There is a hotel / restaurant, Hanakee Pearl Lodge that will pick you up and return you to the dock and let you use their fast internet along with a choice of a lunch menu item for $35 each. We called and made a reservation to be picked up at 11:30. YES that is very pricey but it was worth it that one time to be able to catch up on emails and updates. Steve was able to sign up for another service ManaSpot, that we will be able use on the boat. He had tried the day before from the hill but was unable to connect. I had a cheeseburger Steve had a steak, no time to use the pool as we were busy doing internet. They were going to bring us back at 4 but when Steve went to shut down his computer he had 15 updates to install. That took an hour but they were very nice and did not seem to mind us being there as they set up for the dinner. They also lent us an extension cord so we could keep our laptops charged.
Tuesday we pulled up the anchor at 6:30 to go re-anchor outside the breakwater again. Supply ship arrived at 9:30 and spent the day and into the night unloading. The winds & sea swells were much lighter so it was not anywhere near as rolly as the first few days. Good thing as we had to go pick up laundry. Steve cleaned more of the hull. Tried the ManaSpot internet to see how the service was and it was good so now we can sign up on line for additional time to be accessed when we are in an anchorage near a town. Called Sean to hear the new grand baby Isabela was born J.
Wednesday 6 AM moved boat back inside the breakwater, 7 times in 1 week in the same harbor is a record for us!! 8:30 in to meet Sandra, to get our fuel duty free papers which she doesn’t have yet. Then into town to provision since the supply ship was just in. We were already impressed with the good selection they had, all we had heard was that very little would be available. NOT TRUE, a very good selection is here !! But the expensive part is very true.
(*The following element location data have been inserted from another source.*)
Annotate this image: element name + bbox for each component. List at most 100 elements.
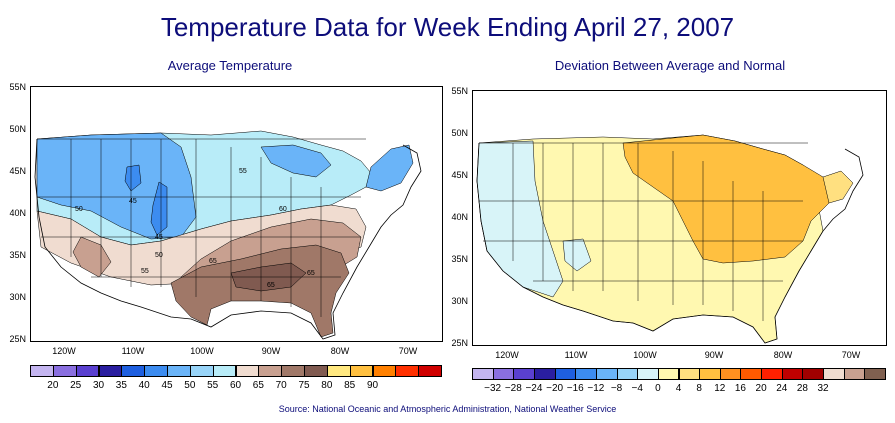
coastline xyxy=(34,138,422,340)
legend-swatch xyxy=(678,368,701,380)
legend-label: 12 xyxy=(714,383,726,394)
legend-swatch xyxy=(372,365,397,377)
legend-label: −24 xyxy=(525,383,543,394)
right-lon-label: 90W xyxy=(704,350,724,360)
deviation-region-8 xyxy=(622,134,839,264)
deviation-legend: −32 −28 −24 −20 −16 −12 −8 −4 0 4 8 12 16 20 24 28 32 xyxy=(472,368,886,398)
right-lat-label: 25N xyxy=(451,338,468,348)
legend-label: −20 xyxy=(546,383,564,394)
legend-label: 25 xyxy=(70,380,82,391)
right-lat-label: 30N xyxy=(451,296,468,306)
temp-region-50 xyxy=(365,144,414,192)
legend-swatch xyxy=(740,368,763,380)
legend-label: 4 xyxy=(675,383,682,394)
legend-label: 16 xyxy=(734,383,746,394)
legend-swatch xyxy=(144,365,168,377)
right-lat-label: 40N xyxy=(451,212,468,222)
right-lat-label: 50N xyxy=(451,128,468,138)
legend-label: −8 xyxy=(610,383,623,394)
legend-label: 60 xyxy=(229,380,242,391)
legend-label: 90 xyxy=(366,380,379,391)
legend-swatch xyxy=(575,368,597,380)
legend-swatch xyxy=(52,365,77,377)
legend-swatch xyxy=(802,368,825,380)
left-lat-label: 55N xyxy=(9,82,26,92)
legend-label: 55 xyxy=(207,380,219,391)
left-lon-label: 90W xyxy=(261,346,281,356)
legend-swatch xyxy=(492,368,515,380)
legend-swatch xyxy=(637,368,659,380)
legend-label: −4 xyxy=(631,383,643,394)
left-lat-label: 35N xyxy=(9,250,26,260)
contour-label: 45 xyxy=(129,198,137,205)
legend-swatch xyxy=(30,365,54,377)
contour-label: 65 xyxy=(209,258,217,265)
temp-region-45 xyxy=(124,164,142,192)
left-lat-label: 30N xyxy=(9,292,26,302)
state-boundaries xyxy=(479,142,808,321)
legend-label: 20 xyxy=(47,380,59,391)
right-map-subtitle: Deviation Between Average and Normal xyxy=(554,58,786,73)
legend-label: −32 xyxy=(484,383,502,394)
legend-label: 28 xyxy=(796,383,808,394)
legend-swatch xyxy=(281,365,305,377)
left-lat-label: 45N xyxy=(9,166,26,176)
legend-swatch xyxy=(98,365,123,377)
right-map xyxy=(472,90,887,346)
legend-swatch xyxy=(212,365,237,377)
contour-label: 65 xyxy=(267,282,275,289)
right-lat-label: 35N xyxy=(451,254,468,264)
legend-label: −28 xyxy=(504,383,522,394)
legend-swatch xyxy=(657,368,680,380)
right-lon-label: 100W xyxy=(633,350,657,360)
contour-label: 65 xyxy=(307,270,315,277)
legend-swatch xyxy=(719,368,742,380)
legend-swatch xyxy=(75,365,100,377)
legend-label: 45 xyxy=(161,380,173,391)
legend-label: −12 xyxy=(587,383,605,394)
right-lon-label: 80W xyxy=(773,350,793,360)
temperature-deviation-map xyxy=(476,134,864,344)
legend-swatch xyxy=(843,368,866,380)
contour-label: 60 xyxy=(279,206,287,213)
legend-swatch xyxy=(761,368,783,380)
legend-label: 8 xyxy=(696,383,702,394)
legend-label: 80 xyxy=(321,380,333,391)
legend-swatch xyxy=(472,368,494,380)
legend-label: 35 xyxy=(115,380,127,391)
contour-label: 55 xyxy=(239,168,247,175)
legend-swatch xyxy=(699,368,721,380)
left-lon-label: 110W xyxy=(121,346,145,356)
state-boundaries xyxy=(37,138,366,317)
avg-temperature-legend: 20 25 30 35 40 45 50 55 60 65 70 75 80 85 90 xyxy=(30,365,442,395)
legend-swatch xyxy=(533,368,556,380)
temp-region-50 xyxy=(260,144,332,178)
right-lat-label: 55N xyxy=(451,86,468,96)
deviation-region-4 xyxy=(822,170,854,204)
contour-label: 50 xyxy=(155,252,163,259)
left-lon-label: 100W xyxy=(190,346,214,356)
left-map: 50 45 45 50 55 55 60 65 65 65 xyxy=(30,86,443,342)
legend-label: 32 xyxy=(817,383,829,394)
legend-swatch xyxy=(513,368,535,380)
left-lat-label: 40N xyxy=(9,208,26,218)
right-lon-label: 120W xyxy=(495,350,519,360)
left-lat-label: 50N xyxy=(9,124,26,134)
legend-label: 70 xyxy=(275,380,287,391)
legend-swatch xyxy=(121,365,146,377)
legend-label: 40 xyxy=(138,380,150,391)
coastline xyxy=(476,142,864,344)
contour-label: 50 xyxy=(75,206,83,213)
legend-swatch xyxy=(823,368,845,380)
legend-swatch xyxy=(395,365,420,377)
right-lat-label: 45N xyxy=(451,170,468,180)
avg-temperature-map: 50 45 45 50 55 55 60 65 65 65 xyxy=(34,130,422,340)
legend-swatch xyxy=(864,368,886,380)
deviation-region-0 xyxy=(562,238,592,272)
legend-swatch xyxy=(349,365,374,377)
left-lon-label: 120W xyxy=(52,346,76,356)
legend-swatch xyxy=(595,368,618,380)
legend-swatch xyxy=(418,365,442,377)
legend-swatch xyxy=(781,368,804,380)
legend-swatch xyxy=(326,365,351,377)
Get a ride back to the boat and unloaded groceries. Since we need to use jerry cans for fuel and we only have ONE, we stopped by another boat Blowing Bubbles that we had met and asked them if they had any we could borrow we hit the jackpot as they had 11 we could use. Back to the dock at 3:30 to meet Sandra for our fuel papers, then over to the fuel station. Tie off at the dock, unload all the cans carry them UP to the fuel station get them filled carrying them back to the dinghy, one at a time for me, 2 for Steve load them back in the dinghy. Steve went to pay and they tell him the papers are wrong for duty free fuel. Luckily Sandra had gone up the hill, by the fuel dock, where her internet place is so Steve walked up there and she came back to the gas station to get things okay-ed. Have to get corrected papers the following day. Back to the boat to unload cans onto the boat and siphon one at a time into the fuel tanks. Done by 6, returning cans to Blowing Bubbles so they and another boat could do the drill the following day.
Thursday just a few things to do before heading out, more internet on the boat still trying to catch up, but it can be very slow. A little more hand laundry at the dock & boat put in order to go sailing.
Friday May 20th after Steve goes in to get a baguette, we get underway by 10:30 AM to travel about 10 miles to the neighboring island of Tahuata.